"As the head baseball coach at Yale for the past 25 years, I have read quite a few opinion pieces about athletes and their place at Yale. I have never responded before, but I feel compelled to in this instance (“Admission and athletics,” Feb. 27, 2017).
As a former English teacher, I found Cole Aronson’s ’18 op-ed [http://yaledailynews.com/blog/2017/02/27/aronson-admissions-and-athletics/] poorly written with absolutely no facts to support his assertions. I taught English at a community college; his article would have earned a C- in a composition class.
I am tired of our athletes being labeled this way." …
This is a tricky issue. There are legit pros and cons about it. It appears to me that many ivies have gradually and slowly reduced the % of recruited athletes (if I am wrong, please correct me), along with % of legacies over the past few decades, to achieve a higher level of diversity. The average sentiments among recruited athletes and non-athletes about this issue also seem quite opposite. There was a Brown student survey about it:
Director of Athletics Jack Hayes: “We need to make sure we are filling out teams and our roster with interested and academically capable students"
and yet, “Scott [recruited track] said she was not even aware of Brown before the recruitment process began.” Not even aware of an Ivy? That can happen, but not, I would think, among “academically capable students.”
I fall somewhere in the middle of the debate, and feel very differently about Ivy athletes and the stereotypical “dumb jock,” for whom I don’t see the value in postponing a professional career. I am calmed by the starting basketball player at Yale who chose to take a year to sing acapella, and riled by the news of college athletes’ behaving badly.

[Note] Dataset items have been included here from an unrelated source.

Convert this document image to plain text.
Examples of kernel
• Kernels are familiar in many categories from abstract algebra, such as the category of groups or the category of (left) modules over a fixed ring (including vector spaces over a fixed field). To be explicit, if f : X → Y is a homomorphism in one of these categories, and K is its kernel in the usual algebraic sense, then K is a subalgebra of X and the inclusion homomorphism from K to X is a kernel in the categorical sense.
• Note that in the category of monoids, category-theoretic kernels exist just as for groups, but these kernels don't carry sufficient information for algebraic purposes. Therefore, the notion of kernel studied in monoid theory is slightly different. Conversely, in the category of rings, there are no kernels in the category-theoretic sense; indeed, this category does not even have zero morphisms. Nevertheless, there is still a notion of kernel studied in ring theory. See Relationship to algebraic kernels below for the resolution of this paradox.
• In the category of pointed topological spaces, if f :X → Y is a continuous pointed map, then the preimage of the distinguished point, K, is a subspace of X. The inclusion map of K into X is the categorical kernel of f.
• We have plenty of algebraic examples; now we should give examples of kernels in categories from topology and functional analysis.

Several of my closest friends played baseball, rowed crew, played on the basketball team, ran track, swam or were on the football team. All of them have gone on to successful careers as doctors, lawyers, scientists, executives and academics. Many of them went to prestigious graduate/professional schools (top 10 in their field). Of course this is not a scientific sample size, and I am sure there are plenty of athletes who struggled in school and in life, but it would surprise me if as a group they struggled any more than any other group that were given some type of preference.
There is nothing like athletics that can bring together a diverse community. Just go to “The Game”. There is something that must be rooted in the primitive parts of our brains that generates almost irrational emotion when our tribe battles another. Any school that aspires to create a community, including an attached alumni community, neglects successful athletics at its peril.
With all due respect, I’m astounded by the presumption that “academically capable students” would be obsessed with the Ivy League. Here’s a reality check: my academically capable student athlete son, valedictorian of his HS, and State and National AP Scholar, was unaware of which colleges comprised the Ivy Conference until his “unofficial visits” junior year. And why would he know this list? He was busy doing other things.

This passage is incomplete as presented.